Endomorphs have a larger, solid frame and are generally curvy with a high level of body fat. These body types gain muscle and fat very easily and find it difficult to lose weight, especially through diet alone. They have strong muscles (especially their legs). Losing body fat for the endomorph will take longer compared to the other body types.
Because the endomorph body type cannot tolerate high carbs very well, a lower carbohydrate and higher fat and protein diet is recommended. Recommended macronutrients for this body type would be:
- 25% carbs
- 45% fat
- 30% protein
Mesomorphs are somewhat in the middle. They can have an athletic body, respond quickly to exercise and can have great muscle definition. They find it easy to lose and gain weight and their weight can fluctuate. If you’re a mesomorph and have ever dreamed of being a fitness model, then lucky you, you’ve got the genetics!
Mesomorphs suit a balanced diet best, with a moderate amount of carbs. Recommended macronutrients for this body type would be:
- 40% carbs
- 30% fat
- 30% protein
Ectomorphs are those lucky people who are naturally thin, have a low body fat without needing to exercise or diet and find it difficult to gain weight and muscle. Think of those people who have natural “model type” bodies. Typically they have fast metabolisms, but they lack shape and can sometimes be skinny fat. Skinny fat is a term used to describe people who appear skinny when wearing clothes, but actually have a higher body fat percentage for their bodies.

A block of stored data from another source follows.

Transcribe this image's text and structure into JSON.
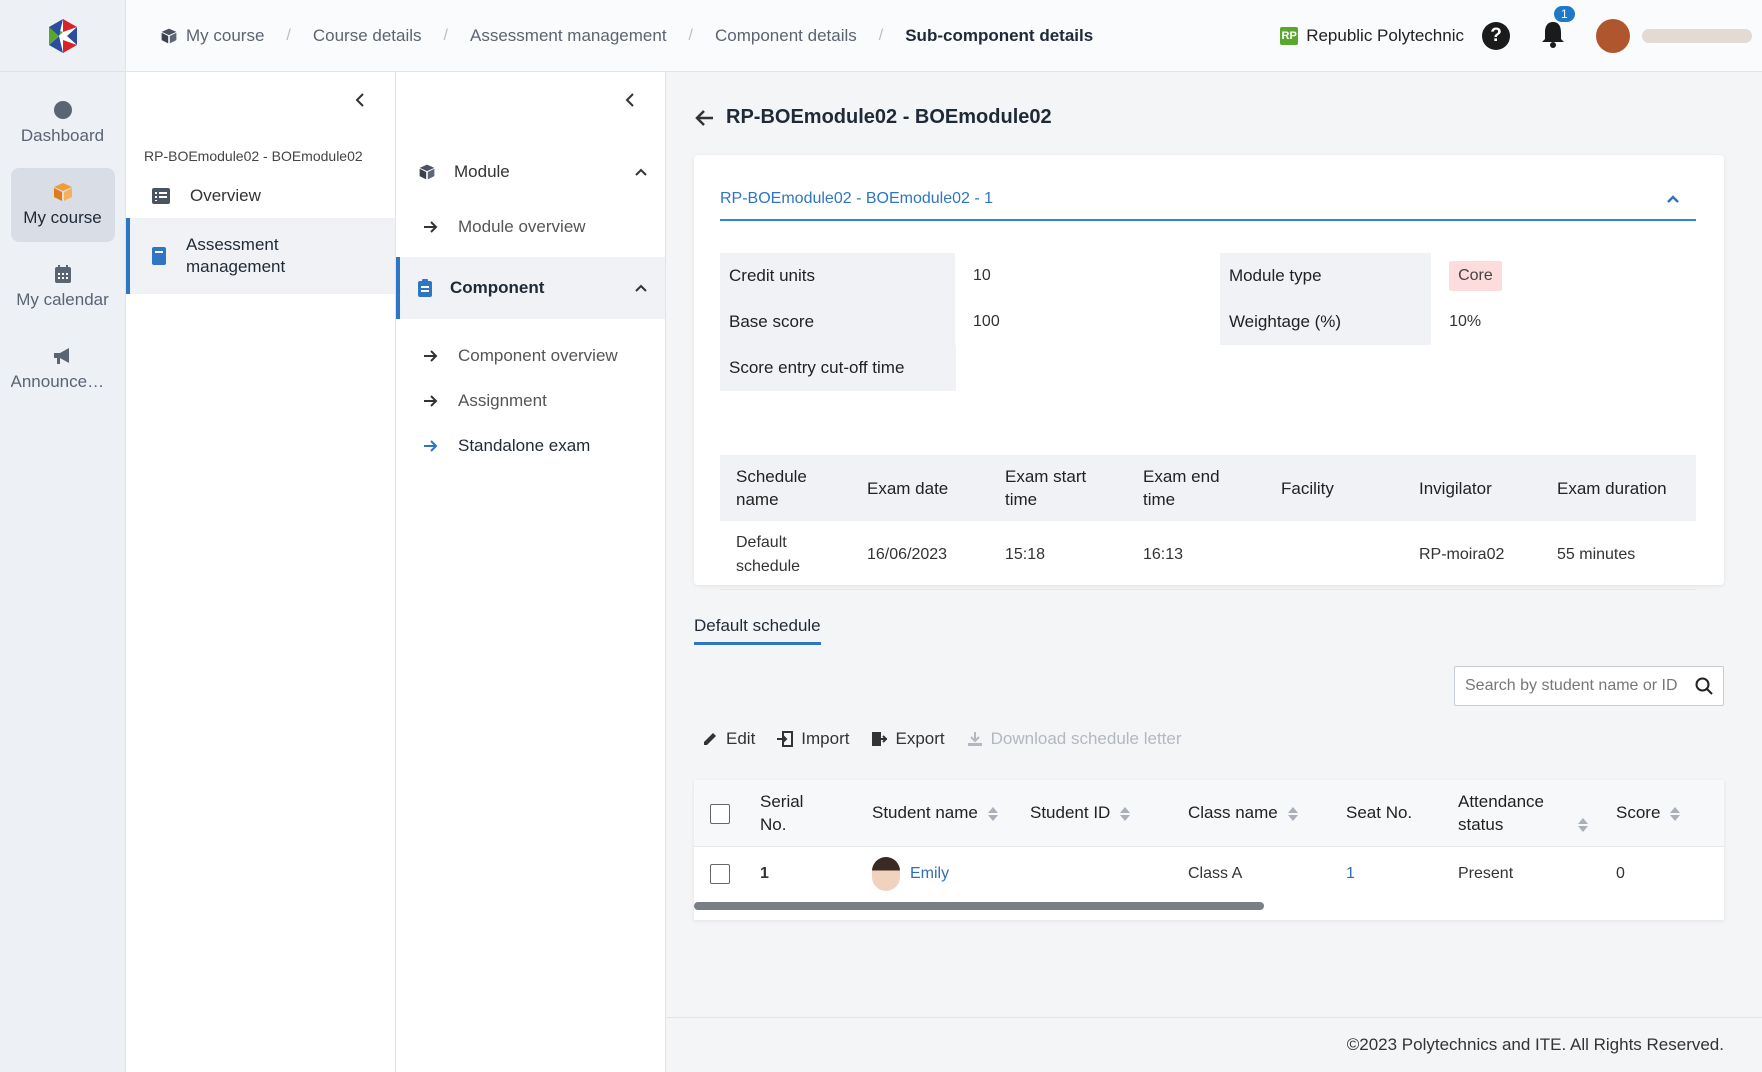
{
  "rail": {
    "items": [
      {
        "label": "Dashboard"
      },
      {
        "label": "My course"
      },
      {
        "label": "My calendar"
      },
      {
        "label": "Announcem..."
      }
    ]
  },
  "breadcrumb": [
    "My course",
    "Course details",
    "Assessment management",
    "Component details",
    "Sub-component details"
  ],
  "header": {
    "institution": "Republic Polytechnic",
    "institution_badge": "RP",
    "help": "?",
    "notifications": "1"
  },
  "panel2": {
    "title": "RP-BOEmodule02 - BOEmodule02",
    "items": [
      {
        "label": "Overview"
      },
      {
        "label": "Assessment management"
      }
    ]
  },
  "panel3": {
    "module_group": "Module",
    "module_items": [
      "Module overview"
    ],
    "component_group": "Component",
    "component_items": [
      "Component overview",
      "Assignment",
      "Standalone exam"
    ]
  },
  "page": {
    "title": "RP-BOEmodule02 - BOEmodule02"
  },
  "card": {
    "header": "RP-BOEmodule02 - BOEmodule02 - 1",
    "credit_units_label": "Credit units",
    "credit_units": "10",
    "module_type_label": "Module type",
    "module_type": "Core",
    "base_score_label": "Base score",
    "base_score": "100",
    "weightage_label": "Weightage (%)",
    "weightage": "10%",
    "cutoff_label": "Score entry cut-off time",
    "schedule_headers": [
      "Schedule name",
      "Exam date",
      "Exam start time",
      "Exam end time",
      "Facility",
      "Invigilator",
      "Exam duration"
    ],
    "schedule_rows": [
      [
        "Default schedule",
        "16/06/2023",
        "15:18",
        "16:13",
        "",
        "RP-moira02",
        "55 minutes"
      ]
    ]
  },
  "tab": "Default schedule",
  "search": {
    "placeholder": "Search by student name or ID"
  },
  "toolbar": {
    "edit": "Edit",
    "import": "Import",
    "export": "Export",
    "download": "Download schedule letter"
  },
  "grid": {
    "headers": [
      "Serial No.",
      "Student name",
      "Student ID",
      "Class name",
      "Seat No.",
      "Attendance status",
      "Score"
    ],
    "rows": [
      {
        "serial": "1",
        "name": "Emily",
        "id": "",
        "class": "Class A",
        "seat": "1",
        "attendance": "Present",
        "score": "0"
      }
    ]
  },
  "footer": "©2023 Polytechnics and ITE. All Rights Reserved.",
  "colors": {
    "accent": "#2e76c3",
    "core_tag": "#fcdcdc",
    "brand_green": "#5aa72f"
  }
}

Ectomorphs are naturally thin and can usually eat higher amounts of carbs without any effect on the body (lucky them!). Recommended macronutrients for this body type would be:
- 50% carbs
- 25% fat
- 25% protein
Fiber is extremely important, especially for those who require a low carb diet, as carbs are the main foods that contain fiber.
Once I followed a low carb diet and didn’t bother about fiber. I was only eating around 11g of fiber per day and I was always hungry. I thought that was normal because I was “on a diet.” However, when I increased my fiber intake just by changing my foods (still eating the same amount of calories and carbs), I was much less hungry!

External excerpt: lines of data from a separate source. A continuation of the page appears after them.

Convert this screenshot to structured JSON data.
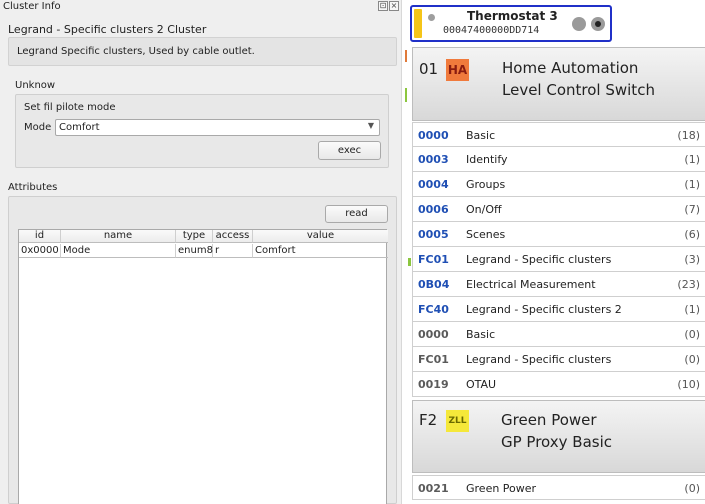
{
  "dock": {
    "title": "Cluster Info",
    "float_glyph": "⊡",
    "close_glyph": "×",
    "cluster_name": "Legrand - Specific clusters 2 Cluster",
    "cluster_description": "Legrand Specific clusters, Used by cable outlet.",
    "section_label": "Unknow",
    "command": {
      "title": "Set fil pilote mode",
      "mode_label": "Mode",
      "mode_value": "Comfort",
      "exec_label": "exec"
    },
    "attributes": {
      "label": "Attributes",
      "read_label": "read",
      "columns": [
        "id",
        "name",
        "type",
        "access",
        "value"
      ],
      "rows": [
        {
          "id": "0x0000",
          "name": "Mode",
          "type": "enum8",
          "access": "r",
          "value": "Comfort"
        }
      ]
    }
  },
  "node": {
    "name": "Thermostat 3",
    "mac": "00047400000DD714",
    "endpoints": [
      {
        "number": "01",
        "badge": "HA",
        "badge_color": "#f07a3c",
        "line1": "Home Automation",
        "line2": "Level Control Switch",
        "clusters": [
          {
            "id": "0000",
            "name": "Basic",
            "count": "(18)",
            "kind": "server"
          },
          {
            "id": "0003",
            "name": "Identify",
            "count": "(1)",
            "kind": "server"
          },
          {
            "id": "0004",
            "name": "Groups",
            "count": "(1)",
            "kind": "server"
          },
          {
            "id": "0006",
            "name": "On/Off",
            "count": "(7)",
            "kind": "server"
          },
          {
            "id": "0005",
            "name": "Scenes",
            "count": "(6)",
            "kind": "server"
          },
          {
            "id": "FC01",
            "name": "Legrand - Specific clusters",
            "count": "(3)",
            "kind": "server"
          },
          {
            "id": "0B04",
            "name": "Electrical Measurement",
            "count": "(23)",
            "kind": "server"
          },
          {
            "id": "FC40",
            "name": "Legrand - Specific clusters 2",
            "count": "(1)",
            "kind": "server"
          },
          {
            "id": "0000",
            "name": "Basic",
            "count": "(0)",
            "kind": "client"
          },
          {
            "id": "FC01",
            "name": "Legrand - Specific clusters",
            "count": "(0)",
            "kind": "client"
          },
          {
            "id": "0019",
            "name": "OTAU",
            "count": "(10)",
            "kind": "client"
          }
        ]
      },
      {
        "number": "F2",
        "badge": "ZLL",
        "badge_color": "#f5e83a",
        "line1": "Green Power",
        "line2": "GP Proxy Basic",
        "clusters": [
          {
            "id": "0021",
            "name": "Green Power",
            "count": "(0)",
            "kind": "client"
          }
        ]
      }
    ],
    "colors": {
      "server_id": "#1f4fb4",
      "client_id": "#5a5a5a",
      "node_border": "#2030c8",
      "node_stripe": "#f5c518"
    }
  }
}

You need to make sure your carbohydrates are coming from healthy sources such as fruit, vegetables, lentils, nuts, seeds and whole grains. Foods such as crackers / cruskits, cereals, sweets, white bread, etc do not contain much fiber, so I would avoid these.

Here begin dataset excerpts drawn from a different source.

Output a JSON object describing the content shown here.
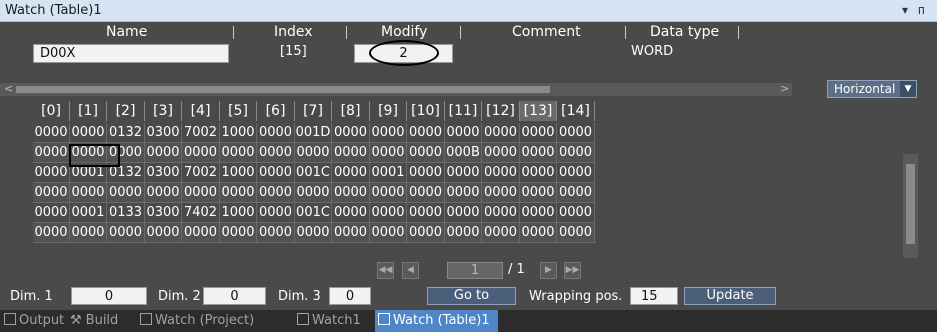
{
  "window": {
    "title": "Watch (Table)1",
    "ctrl_dropdown": "▾",
    "ctrl_pin": "ᴨ"
  },
  "header": {
    "name_label": "Name",
    "index_label": "Index",
    "modify_label": "Modify",
    "comment_label": "Comment",
    "datatype_label": "Data type",
    "name_value": "D00X",
    "index_value": "[15]",
    "modify_value": "2",
    "datatype_value": "WORD"
  },
  "layout_dropdown": {
    "label": "Horizontal"
  },
  "grid": {
    "columns": [
      "[0]",
      "[1]",
      "[2]",
      "[3]",
      "[4]",
      "[5]",
      "[6]",
      "[7]",
      "[8]",
      "[9]",
      "[10]",
      "[11]",
      "[12]",
      "[13]",
      "[14]"
    ],
    "selected_column": 13,
    "rows": [
      [
        "0000",
        "0000",
        "0132",
        "0300",
        "7002",
        "1000",
        "0000",
        "001D",
        "0000",
        "0000",
        "0000",
        "0000",
        "0000",
        "0000",
        "0000"
      ],
      [
        "0000",
        "0000",
        "0000",
        "0000",
        "0000",
        "0000",
        "0000",
        "0000",
        "0000",
        "0000",
        "0000",
        "000B",
        "0000",
        "0000",
        "0000"
      ],
      [
        "0000",
        "0001",
        "0132",
        "0300",
        "7002",
        "1000",
        "0000",
        "001C",
        "0000",
        "0001",
        "0000",
        "0000",
        "0000",
        "0000",
        "0000"
      ],
      [
        "0000",
        "0000",
        "0000",
        "0000",
        "0000",
        "0000",
        "0000",
        "0000",
        "0000",
        "0000",
        "0000",
        "0000",
        "0000",
        "0000",
        "0000"
      ],
      [
        "0000",
        "0001",
        "0133",
        "0300",
        "7402",
        "1000",
        "0000",
        "001C",
        "0000",
        "0000",
        "0000",
        "0000",
        "0000",
        "0000",
        "0000"
      ],
      [
        "0000",
        "0000",
        "0000",
        "0000",
        "0000",
        "0000",
        "0000",
        "0000",
        "0000",
        "0000",
        "0000",
        "0000",
        "0000",
        "0000",
        "0000"
      ]
    ]
  },
  "pager": {
    "current": "1",
    "total": "/ 1"
  },
  "dims": {
    "dim1_label": "Dim. 1",
    "dim1_value": "0",
    "dim2_label": "Dim. 2",
    "dim2_value": "0",
    "dim3_label": "Dim. 3",
    "dim3_value": "0",
    "goto_label": "Go to",
    "wrap_label": "Wrapping pos.",
    "wrap_value": "15",
    "update_label": "Update"
  },
  "tabs": [
    {
      "label": "Output",
      "active": false
    },
    {
      "label": "Build",
      "active": false
    },
    {
      "label": "Watch (Project)",
      "active": false
    },
    {
      "label": "Watch1",
      "active": false
    },
    {
      "label": "Watch (Table)1",
      "active": true
    }
  ]
}
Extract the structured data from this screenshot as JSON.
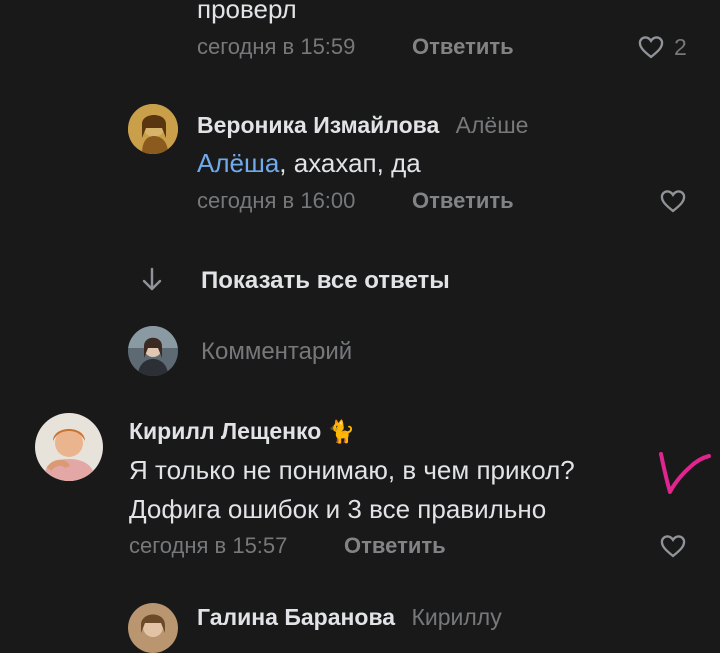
{
  "comment_top": {
    "text_tail": "проверл",
    "time": "сегодня в 15:59",
    "reply_label": "Ответить",
    "likes": "2"
  },
  "reply_veronika": {
    "author": "Вероника Измайлова",
    "reply_to": "Алёше",
    "mention": "Алёша",
    "text": ", ахахап, да",
    "time": "сегодня в 16:00",
    "reply_label": "Ответить"
  },
  "show_replies": {
    "label": "Показать все ответы"
  },
  "reply_input": {
    "placeholder": "Комментарий"
  },
  "comment_kirill": {
    "author": "Кирилл Лещенко",
    "emoji": "🐈",
    "line1": "Я только не понимаю, в чем прикол?",
    "line2": "Дофига ошибок и 3 все правильно",
    "time": "сегодня в 15:57",
    "reply_label": "Ответить",
    "annotation": "V"
  },
  "comment_galina": {
    "author": "Галина Баранова",
    "reply_to": "Кириллу"
  },
  "colors": {
    "background": "#19191a",
    "mention": "#71aaeb",
    "annotation": "#e0258f"
  }
}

The recommended fiber intake is 15g of fiber per 1000 calories, with the absolute minimum fiber intake being 22g per day (for a female). So if someone is eating 1800 calories per day, their recommended fiber intake is 27g.
How To Calculate Your Macros In Grams
This can get a little bit tricky and requires some maths. I will give you an example on how to calculate 25% carbs for the endomorph body type.
The calculations also depend on your calorie intake.
Let’s just say that for this example, the person is eating 1800 calories per day.
1800 calories x 0.25 (25%) = 450 calories
Therefore, you need 450 calories of carbohydrates per day.
To calculate how many grams you will need of each macronutrient, you will need to know the following information:
- 1 gram of carbohydrate is 4 calories
- 1 gram of protein is 4 calories
- 1 gram of fat is 9 calories
- Just for your interest, alcohol is 7 calories for each gram
If there are 4 calories in 1 gram of carbohydrate and you need to consume 459 calories of carbohydrate:
450 calories / 4 calories = 112.5 grams
You can in fact be a combination of two body types. If you are an ectomorph / mesomorph, it is best for you to follow the mesomorph guidelines. If you are a mesomorph / endomorph, it is best for you to follow the endomorph guidelines.
No matter what your body type, you CAN lose body fat, gain muscle and make improvement to your legs. But you CAN’T change your body type. If for example you are an endomorph, you will never have the same thin body of an ectomorph and this should not be your goal. Your goal should be something that is attainable for your body type and that will make you look and feel your absolute best!